We left Honolulu on Sunday night heading for Montana where we were planning to pick up both the truck and trailer, get it setup, and drive it to Oregon for winter storage. We were full of anticipation on our mid afternoon arrival on Monday, ready to start our exciting new adventure. Our truck salesman had graciously offered to pick us up at the airport and carry us to the dealership to take possession of our ” new ” used truck. Our intent was to pick up the truck, go by the sound guy to get our instructions on the back up camera and sensor systems he had installed, and then head to the RV dealership for our walk through on the trailer. We assumed ( there’s that dreaded word again ) that he would be picking us up in our truck, so when he drove up in another vehicle, that uh-oh feeling struck, and sure enough the first thing out of his mouth was, ” Well …. there’s a little bit of a problem.” Apparently, the hitch which had finally come in on Saturday, had come in with some incorrect parts, and the correct ones were being overnighted. Our first thought of course was that we had an instructor coming in from Utah expecting to start a driving lesson first thing Wednesday morning, the next thought was concern about making our flight out of Portland later that week. Without that hitch we were completely stuck.

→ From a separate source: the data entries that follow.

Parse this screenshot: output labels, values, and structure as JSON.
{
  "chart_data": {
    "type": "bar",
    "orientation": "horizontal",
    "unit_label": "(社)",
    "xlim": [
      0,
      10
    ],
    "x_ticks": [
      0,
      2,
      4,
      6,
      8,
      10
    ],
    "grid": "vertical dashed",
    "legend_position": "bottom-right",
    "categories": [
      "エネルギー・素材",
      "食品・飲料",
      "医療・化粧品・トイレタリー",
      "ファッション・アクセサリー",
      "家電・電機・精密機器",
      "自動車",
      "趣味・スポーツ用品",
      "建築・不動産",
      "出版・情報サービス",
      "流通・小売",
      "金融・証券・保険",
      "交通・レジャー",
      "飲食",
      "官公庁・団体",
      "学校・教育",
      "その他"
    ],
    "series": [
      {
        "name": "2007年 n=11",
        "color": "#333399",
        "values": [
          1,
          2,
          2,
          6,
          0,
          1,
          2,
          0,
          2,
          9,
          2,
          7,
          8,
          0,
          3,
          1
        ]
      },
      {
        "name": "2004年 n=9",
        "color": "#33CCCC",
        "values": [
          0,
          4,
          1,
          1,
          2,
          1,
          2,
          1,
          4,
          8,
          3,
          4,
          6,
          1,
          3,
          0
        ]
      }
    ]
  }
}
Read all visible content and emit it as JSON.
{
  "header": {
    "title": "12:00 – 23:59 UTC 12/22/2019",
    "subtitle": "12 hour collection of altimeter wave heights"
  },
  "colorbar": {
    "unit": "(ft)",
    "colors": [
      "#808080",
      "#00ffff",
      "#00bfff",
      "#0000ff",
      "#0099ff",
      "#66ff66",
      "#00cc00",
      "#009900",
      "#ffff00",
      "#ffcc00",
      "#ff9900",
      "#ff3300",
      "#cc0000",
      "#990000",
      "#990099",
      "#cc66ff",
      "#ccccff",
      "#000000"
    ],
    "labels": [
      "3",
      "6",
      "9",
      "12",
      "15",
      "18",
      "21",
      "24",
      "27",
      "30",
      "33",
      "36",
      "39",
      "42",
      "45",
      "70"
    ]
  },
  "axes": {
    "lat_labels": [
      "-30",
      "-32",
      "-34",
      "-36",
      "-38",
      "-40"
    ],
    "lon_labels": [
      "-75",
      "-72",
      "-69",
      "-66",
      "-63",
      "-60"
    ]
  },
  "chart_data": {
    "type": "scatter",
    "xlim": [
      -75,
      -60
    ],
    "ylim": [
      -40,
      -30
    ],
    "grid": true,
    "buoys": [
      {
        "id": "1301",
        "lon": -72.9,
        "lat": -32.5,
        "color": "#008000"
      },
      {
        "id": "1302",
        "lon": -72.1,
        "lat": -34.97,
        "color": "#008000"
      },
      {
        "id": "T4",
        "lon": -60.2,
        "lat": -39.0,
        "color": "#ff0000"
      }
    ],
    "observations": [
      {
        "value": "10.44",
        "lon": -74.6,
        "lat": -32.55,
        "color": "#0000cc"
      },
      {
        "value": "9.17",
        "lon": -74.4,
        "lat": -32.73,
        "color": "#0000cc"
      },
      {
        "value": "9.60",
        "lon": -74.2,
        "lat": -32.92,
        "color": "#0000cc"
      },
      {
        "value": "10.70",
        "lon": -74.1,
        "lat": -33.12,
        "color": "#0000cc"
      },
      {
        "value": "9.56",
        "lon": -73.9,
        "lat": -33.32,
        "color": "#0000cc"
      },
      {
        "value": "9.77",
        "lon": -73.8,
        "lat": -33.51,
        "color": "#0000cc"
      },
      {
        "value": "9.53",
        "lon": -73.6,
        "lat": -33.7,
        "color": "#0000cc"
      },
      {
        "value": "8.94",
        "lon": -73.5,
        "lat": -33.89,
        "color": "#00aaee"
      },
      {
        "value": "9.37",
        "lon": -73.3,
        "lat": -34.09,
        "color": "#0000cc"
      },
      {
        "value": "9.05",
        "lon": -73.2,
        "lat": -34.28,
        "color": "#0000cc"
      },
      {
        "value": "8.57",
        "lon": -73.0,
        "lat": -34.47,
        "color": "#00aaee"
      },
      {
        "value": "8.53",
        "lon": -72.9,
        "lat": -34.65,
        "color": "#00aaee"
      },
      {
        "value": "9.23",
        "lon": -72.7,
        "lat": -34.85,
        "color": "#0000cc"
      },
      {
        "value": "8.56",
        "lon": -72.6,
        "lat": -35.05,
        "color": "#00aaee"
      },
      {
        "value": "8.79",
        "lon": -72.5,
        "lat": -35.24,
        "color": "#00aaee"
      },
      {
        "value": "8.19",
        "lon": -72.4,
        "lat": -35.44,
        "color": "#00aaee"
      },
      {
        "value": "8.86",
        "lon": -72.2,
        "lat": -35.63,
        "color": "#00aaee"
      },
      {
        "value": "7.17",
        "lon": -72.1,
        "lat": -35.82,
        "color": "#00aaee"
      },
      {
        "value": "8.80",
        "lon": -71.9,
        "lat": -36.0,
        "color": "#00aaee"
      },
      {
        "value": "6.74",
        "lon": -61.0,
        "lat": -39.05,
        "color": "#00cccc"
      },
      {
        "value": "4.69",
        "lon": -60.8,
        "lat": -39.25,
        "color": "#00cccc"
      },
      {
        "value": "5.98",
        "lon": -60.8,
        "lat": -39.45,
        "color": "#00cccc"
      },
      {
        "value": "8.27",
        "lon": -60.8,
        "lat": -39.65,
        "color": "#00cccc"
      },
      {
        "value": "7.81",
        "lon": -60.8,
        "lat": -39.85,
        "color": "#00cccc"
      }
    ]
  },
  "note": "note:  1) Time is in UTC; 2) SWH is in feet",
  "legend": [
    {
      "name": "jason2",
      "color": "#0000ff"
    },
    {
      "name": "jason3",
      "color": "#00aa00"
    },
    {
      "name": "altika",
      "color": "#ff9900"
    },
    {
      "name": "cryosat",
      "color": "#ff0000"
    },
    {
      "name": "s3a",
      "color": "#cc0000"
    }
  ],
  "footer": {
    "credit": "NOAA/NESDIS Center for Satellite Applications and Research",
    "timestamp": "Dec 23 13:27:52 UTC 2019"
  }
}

After a bit of time at the truck dealership, who was kind enough to give us a loaner vehicle, we had just enough time to get by the sound guy’s place, but unfortunately not enough for our RV walk through. Since we didn’t have the truck, not getting the trailer was a non-issue.
We woke up the next morning full of excitement and hope that all the pieces would fall into place, and we’d be official RVers. Expecting to find our trailer all clean, shiny and ready to rumble, we drove into the dealership to find that unfortunately, that wasn’t the case. In fact, it wasn’t any of those. Our walk through found lights out, stove burners not working, generator problems, inverter problems, awning problems, fireplace problems, and of the 3 things extra that we had asked them to do, only 1 had been completed. Needless to say, the entire day was spent at the dealership waiting while they worked to fix the numerous problems. By 2pm the hitch parts were there, and by 5pm, we were in possession of our truck, but the trailer wasn’t even close to being ready. Our instructor had arrived and wanted to get the power point part of the lesson done that evening so we could start the driving portion first thing in the morning. He helped us get the trailer into an RV park for the night, went through the power point, and bid us Good Evening at about 9:30pm. We grabbed a quick bite, headed to WalMart to pick up a few essentials; pillows, towels, soap etc., and finally hit the hay about 2am.
6am came very early, and very cold. We hadn’t learned yet how to work the heater, and one thing most RV’s aren’t, is insulated, burrrrr. After numerous attempts to get the 5th wheel hitch hooked up ( more about that later ), we were on the road. The instructor found a large empty parking area at a school to use for the training which was a fabulous way to get started. Don aced it, he was a natural, and in a couple hours, the instructor took him on the streets for the real challenge of driving with a monster on your tail. By noon, we said our goodbye’s and headed back to the dealership so they could try and finish up the repair work. At the end of the day the lights, fireplace, awning, and stove had been repaired, and they had finished the install of the coffee pot. The generator, and inverter still were not working, and the washlets were not installed, but we were out of time. In order to make our flight, we had to get on the road first thing in the morning. The good news is that we learned about the heater, so we had a very warm and comfortable sleep, something we desperately needed at that point, especially when we had such a big day ahead.
To be continued …
By the way, the video is Don’s first attempt at parallel parking. I was so impressed, I have a hard time doing that with a little car. The man walking by the truck was our driving instructor John Hanson with RV Basic Training. He was a great teacher and a lovely man. We highly recommend this type of training to all our fellow newbies.